意見を迷わせている様子のファルコの隣にクレシスが並んだ。

が、彼に限っては酷く警戒した様子もない。ファルコは恐る恐るホルスターから手を引いた。此方を見つめるフォックスに視線を返し、ふっと逸らす。

「……本物なんだな」


それにしても廊下を歩いてる際にも感じていたが屋敷の中が妙に静かだった。

降り頻る雨の音が小さく響いて聞こえるくらいに。

「……マスターと会った」

ソファーに座り、向かいのファルコとクレシスにラディスはそう話を切り出した。

「色んなことを聞かされたし、見せられたよ」

ラディスは視線を落とす。

「……これではっきりと分かった。彼は、彼らは次元が違う」

程なくして姿を消していたゲムヲがリビングに戻ってきた。食堂からわざわざ運んできたティーカップをお盆に乗せたままローテーブルの上に置いて、ティーポットから紅茶を注ぐ。
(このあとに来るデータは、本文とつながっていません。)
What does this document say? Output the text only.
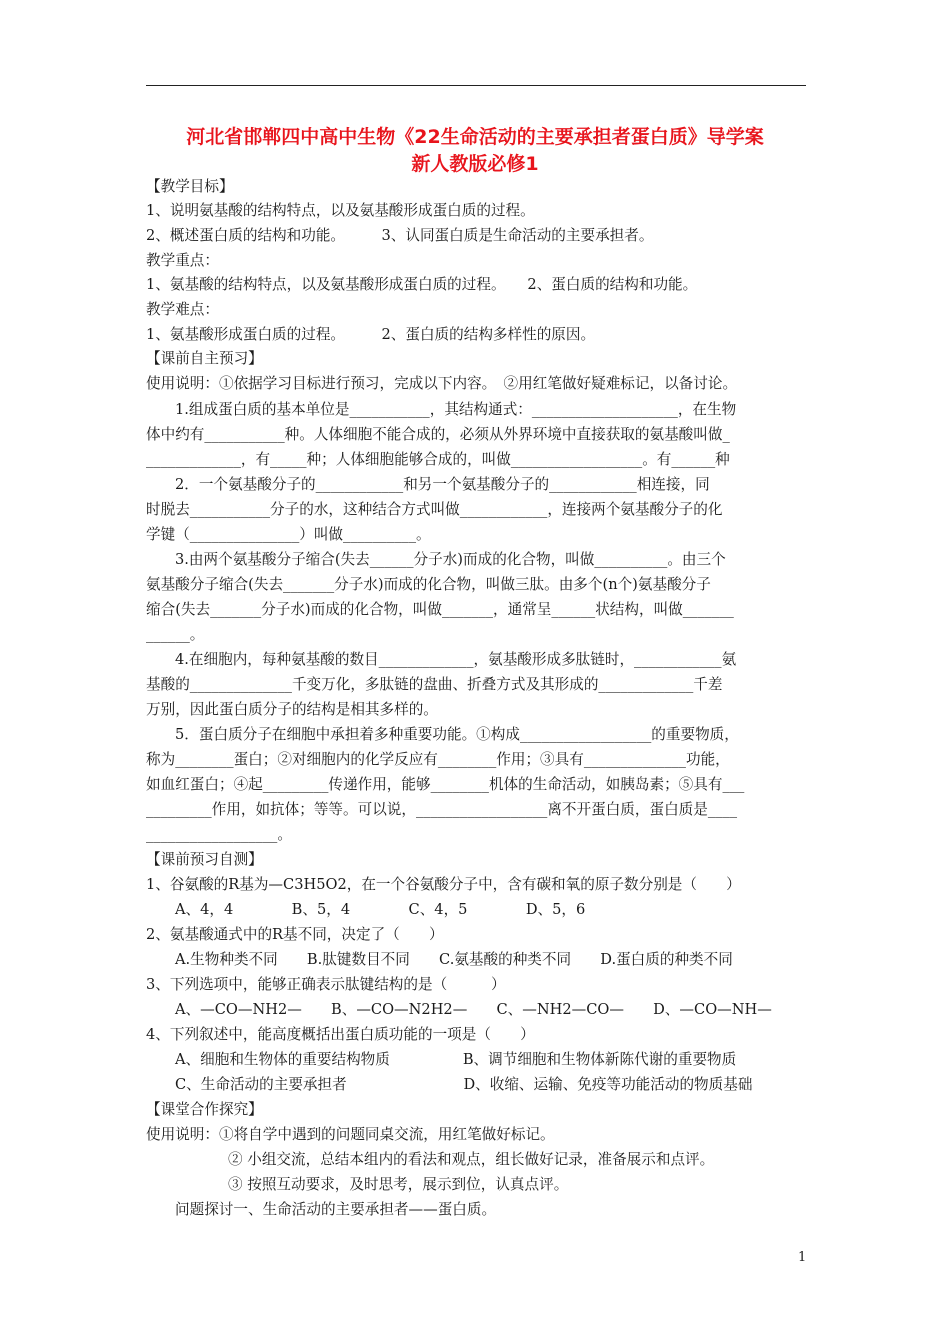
河北省邯郸四中高中生物《22生命活动的主要承担者蛋白质》导学案
新人教版必修1
【教学目标】
1、说明氨基酸的结构特点，以及氨基酸形成蛋白质的过程。
2、概述蛋白质的结构和功能。　　　3、认同蛋白质是生命活动的主要承担者。
教学重点：
1、氨基酸的结构特点，以及氨基酸形成蛋白质的过程。　　2、蛋白质的结构和功能。
教学难点：
1、氨基酸形成蛋白质的过程。　　　2、蛋白质的结构多样性的原因。
【课前自主预习】
使用说明：①依据学习目标进行预习，完成以下内容。　②用红笔做好疑难标记，以备讨论。
1.组成蛋白质的基本单位是___________，其结构通式：____________________，在生物
体中约有___________种。人体细胞不能合成的，必须从外界环境中直接获取的氨基酸叫做_
_____________，有_____种；人体细胞能够合成的，叫做__________________。有______种
2．一个氨基酸分子的____________和另一个氨基酸分子的____________相连接，同
时脱去___________分子的水，这种结合方式叫做____________，连接两个氨基酸分子的化
学键（_______________）叫做__________。
3.由两个氨基酸分子缩合(失去______分子水)而成的化合物，叫做__________。由三个
氨基酸分子缩合(失去_______分子水)而成的化合物，叫做三肽。由多个(n个)氨基酸分子
缩合(失去_______分子水)而成的化合物，叫做_______，通常呈______状结构，叫做_______
______。
4.在细胞内，每种氨基酸的数目_____________，氨基酸形成多肽链时，____________氨
基酸的______________千变万化，多肽链的盘曲、折叠方式及其形成的_____________千差
万别，因此蛋白质分子的结构是相其多样的。
5．蛋白质分子在细胞中承担着多种重要功能。①构成__________________的重要物质，
称为________蛋白；②对细胞内的化学反应有________作用；③具有______________功能，
如血红蛋白；④起_________传递作用，能够________机体的生命活动，如胰岛素；⑤具有___
_________作用，如抗体；等等。可以说，__________________离不开蛋白质，蛋白质是____
__________________。
【课前预习自测】
1、谷氨酸的R基为—C3H5O2，在一个谷氨酸分子中，含有碳和氧的原子数分别是（　　）
A、4，4　　　　B、5，4　　　　C、4，5　　　　D、5，6
2、氨基酸通式中的R基不同，决定了（　　）
A.生物种类不同　　B.肽键数目不同　　C.氨基酸的种类不同　　D.蛋白质的种类不同
3、下列选项中，能够正确表示肽键结构的是（　　　）
A、—CO—NH2—　　B、—CO—N2H2—　　C、—NH2—CO—　　D、—CO—NH—
4、下列叙述中，能高度概括出蛋白质功能的一项是（　　）
A、细胞和生物体的重要结构物质　　　　　B、调节细胞和生物体新陈代谢的重要物质
C、生命活动的主要承担者　　　　　　　　D、收缩、运输、免疫等功能活动的物质基础
【课堂合作探究】
使用说明：①将自学中遇到的问题同桌交流，用红笔做好标记。
② 小组交流，总结本组内的看法和观点，组长做好记录，准备展示和点评。
③ 按照互动要求，及时思考，展示到位，认真点评。
问题探讨一、生命活动的主要承担者——蛋白质。
1
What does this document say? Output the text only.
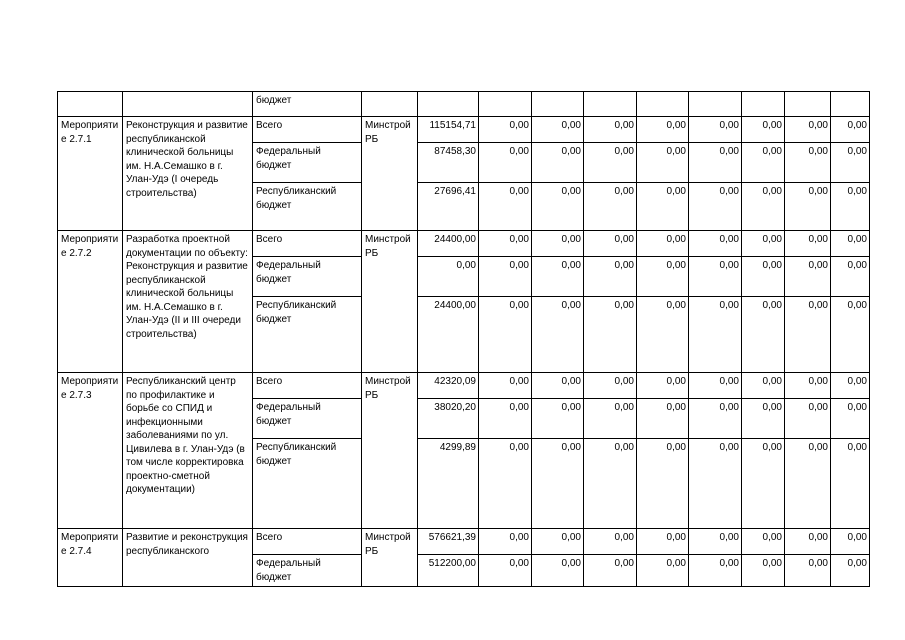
		бюджет										
Мероприятие 2.7.1	Реконструкция и развитие республиканской клинической больницы им. Н.А.Семашко в г. Улан-Удэ (I очередь строительства)	Всего	Минстрой РБ	115154,71	0,00	0,00	0,00	0,00	0,00	0,00	0,00	0,00
		Федеральный бюджет		87458,30	0,00	0,00	0,00	0,00	0,00	0,00	0,00	0,00
		Республиканский бюджет		27696,41	0,00	0,00	0,00	0,00	0,00	0,00	0,00	0,00
Мероприятие 2.7.2	Разработка проектной документации по объекту: Реконструкция и развитие республиканской клинической больницы им. Н.А.Семашко в г. Улан-Удэ (II и III очереди строительства)	Всего	Минстрой РБ	24400,00	0,00	0,00	0,00	0,00	0,00	0,00	0,00	0,00
		Федеральный бюджет		0,00	0,00	0,00	0,00	0,00	0,00	0,00	0,00	0,00
		Республиканский бюджет		24400,00	0,00	0,00	0,00	0,00	0,00	0,00	0,00	0,00
Мероприятие 2.7.3	Республиканский центр по профилактике и борьбе со СПИД и инфекционными заболеваниями по ул. Цивилева в г. Улан-Удэ (в том числе корректировка проектно-сметной документации)	Всего	Минстрой РБ	42320,09	0,00	0,00	0,00	0,00	0,00	0,00	0,00	0,00
		Федеральный бюджет		38020,20	0,00	0,00	0,00	0,00	0,00	0,00	0,00	0,00
		Республиканский бюджет		4299,89	0,00	0,00	0,00	0,00	0,00	0,00	0,00	0,00
Мероприятие 2.7.4	Развитие и реконструкция республиканского	Всего	Минстрой РБ	576621,39	0,00	0,00	0,00	0,00	0,00	0,00	0,00	0,00
		Федеральный бюджет		512200,00	0,00	0,00	0,00	0,00	0,00	0,00	0,00	0,00
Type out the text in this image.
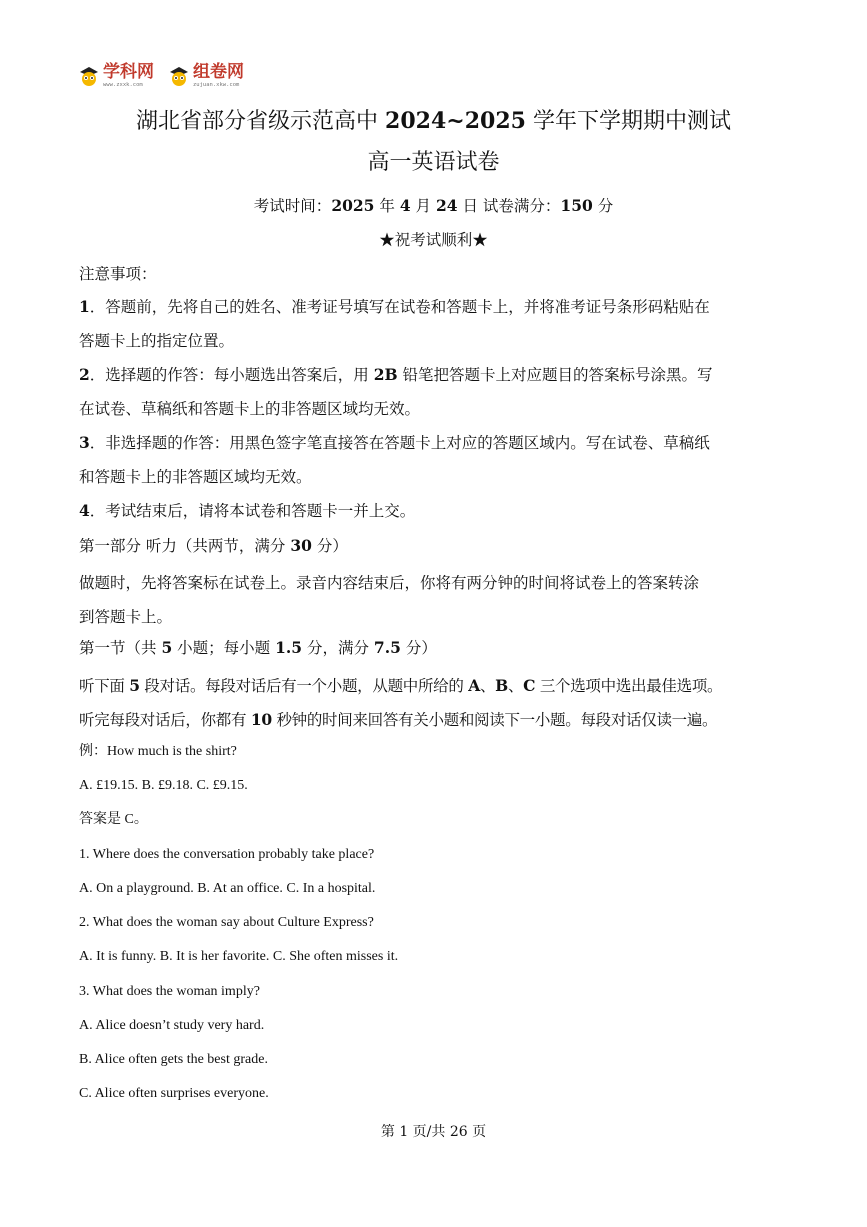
学科网
www.zxxk.com
组卷网
zujuan.xkw.com
湖北省部分省级示范高中 2024~2025 学年下学期期中测试
高一英语试卷
考试时间：2025 年 4 月 24 日 试卷满分：150 分
★祝考试顺利★
注意事项：
1．答题前，先将自己的姓名、准考证号填写在试卷和答题卡上，并将准考证号条形码粘贴在
答题卡上的指定位置。
2．选择题的作答：每小题选出答案后，用 2B 铅笔把答题卡上对应题目的答案标号涂黑。写
在试卷、草稿纸和答题卡上的非答题区域均无效。
3．非选择题的作答：用黑色签字笔直接答在答题卡上对应的答题区域内。写在试卷、草稿纸
和答题卡上的非答题区域均无效。
4．考试结束后，请将本试卷和答题卡一并上交。
第一部分 听力（共两节，满分 30 分）
做题时，先将答案标在试卷上。录音内容结束后，你将有两分钟的时间将试卷上的答案转涂
到答题卡上。
第一节（共 5 小题；每小题 1.5 分，满分 7.5 分）
听下面 5 段对话。每段对话后有一个小题，从题中所给的 A、B、C 三个选项中选出最佳选项。
听完每段对话后，你都有 10 秒钟的时间来回答有关小题和阅读下一小题。每段对话仅读一遍。
例：How much is the shirt?
A. £19.15. B. £9.18. C. £9.15.
答案是 C。
1. Where does the conversation probably take place?
A. On a playground. B. At an office. C. In a hospital.
2. What does the woman say about Culture Express?
A. It is funny. B. It is her favorite. C. She often misses it.
3. What does the woman imply?
A. Alice doesn’t study very hard.
B. Alice often gets the best grade.
C. Alice often surprises everyone.
第 1 页/共 26 页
とぽとぽと静かな音がいやに響いて。

「俺たちも、話を聞かされた」

そう言ってクレシスが目を向けたのはゲムヲである。

「実際のところは信じていない。だが照らし合わせて、合致するなら話は別だ」

それが賢明だろう。何処まで聞かされたかは知らないが何となく分かる。

信じられるはずがない、と。

「……話してくれ」

クレシスはいつになく真剣な顔つきで密かに拳を握った。対して、ファルコは未だ疑心暗鬼に包まれ表情を曇らせている。